El testigo que aportó la clave

Un testigo declaró que, minutos antes del crimen, Chávez había tenido una conversación con una referencia despectiva hacia Melody y manifestó su intención de buscar un arma. Ese testimonio cambió el enfoque: ya no se trataba de una agresión espontánea, sino de una conducta dirigida contra la víctima.

La autoría no fue el principal eje de controversia. La defensa de Chávez sostuvo que hubo un exceso en la legítima defensa. Así, la investigación debió responder otra pregunta: qué significado jurídico tenía el contexto del homicidio.

Las cinco decisiones que marcaron la causa

Lazo detalló las decisiones metodológicas que consideró clave. La primera fue aplicar una debida diligencia reforzada, con criterios de oficiosidad, oportunidad y exhaustividad, actuando de inmediato sin esperar medidas solicitadas. En 2020, Mendoza no contaba con el desarrollo institucional actual en violencia de género.

La segunda fue reconstruir quién era Melody: su historia, su situación y lo ocurrido antes del crimen. Se incorporaron las conductas hacia ella por su identidad, su actividad como trabajadora sexual, las vulnerabilidades, la discusión previa y la conducta de Chávez antes de volver con el arma.

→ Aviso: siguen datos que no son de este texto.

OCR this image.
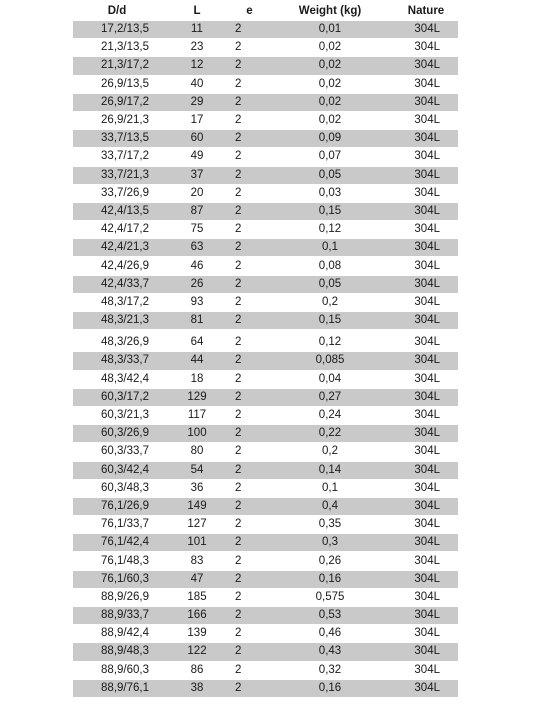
D/d	L	e	Weight (kg)	Nature
17,2/13,5	11	2	0,01	304L
21,3/13,5	23	2	0,02	304L
21,3/17,2	12	2	0,02	304L
26,9/13,5	40	2	0,02	304L
26,9/17,2	29	2	0,02	304L
26,9/21,3	17	2	0,02	304L
33,7/13,5	60	2	0,09	304L
33,7/17,2	49	2	0,07	304L
33,7/21,3	37	2	0,05	304L
33,7/26,9	20	2	0,03	304L
42,4/13,5	87	2	0,15	304L
42,4/17,2	75	2	0,12	304L
42,4/21,3	63	2	0,1	304L
42,4/26,9	46	2	0,08	304L
42,4/33,7	26	2	0,05	304L
48,3/17,2	93	2	0,2	304L
48,3/21,3	81	2	0,15	304L
48,3/26,9	64	2	0,12	304L
48,3/33,7	44	2	0,085	304L
48,3/42,4	18	2	0,04	304L
60,3/17,2	129	2	0,27	304L
60,3/21,3	117	2	0,24	304L
60,3/26,9	100	2	0,22	304L
60,3/33,7	80	2	0,2	304L
60,3/42,4	54	2	0,14	304L
60,3/48,3	36	2	0,1	304L
76,1/26,9	149	2	0,4	304L
76,1/33,7	127	2	0,35	304L
76,1/42,4	101	2	0,3	304L
76,1/48,3	83	2	0,26	304L
76,1/60,3	47	2	0,16	304L
88,9/26,9	185	2	0,575	304L
88,9/33,7	166	2	0,53	304L
88,9/42,4	139	2	0,46	304L
88,9/48,3	122	2	0,43	304L
88,9/60,3	86	2	0,32	304L
88,9/76,1	38	2	0,16	304L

También se evitó que su condición de mujer trans y trabajadora sexual fuera usada para desacreditarla o justificar lo ocurrido. Esos elementos se analizaron para entender vulnerabilidades estructurales, pero no para construir una explicación basada en estereotipos.

La investigación modificó el interrogante central: en lugar de preguntarse "¿por qué la víctima estaba ahí?", se concentró en "¿por qué el agresor volvió para matarla?". Ese cambio puso el foco en la conducta del acusado y la secuencia previa al ataque.

El uso del término travesticidio no fue solo simbólico. Funcionó como herramienta de litigio para visibilizar violencias estructurales y orientar al jurado. Se mencionaron exclusiones laborales, educativas y familiares que afectan a las personas trans. "Esta situación que atraviesan las mujeres trans de estar excluidas de un sistema de salud, un sistema de educación y un sistema laboral, eso nos ayudó mucho para que en definitiva el jurado pudiera decidir", expresó Lazo.

El juicio y la condena

Tras un revés judicial, la causa llegó a juicio el 12 de septiembre de 2022, con 12 ciudadanos mendocinos en el jurado popular. Tres días después, el 15 de septiembre, declararon culpable a Chávez por homicidio agravado por uso de arma, ensañamiento, alevosía, por su condición de policía y por odio a la condición de género de la víctima. La inclusión de ese agravante convirtió al caso en la primera condena por travesticidio en la historia judicial de Mendoza, con prisión perpetua.

Las cámaras de seguridad y el testimonio del testigo fueron pruebas relevantes para reconstruir la secuencia del ataque.

Un precedente para la Justicia

El caso dejó un precedente que excedió la resolución de un homicidio. Puso en discusión cómo debe abordarse judicialmente un crimen con indicios de violencia por identidad de género. La exposición de los fiscales permitió recuperar las decisiones que fueron determinantes para llevar el caso desde la investigación inicial hasta una condena por odio a la identidad de género.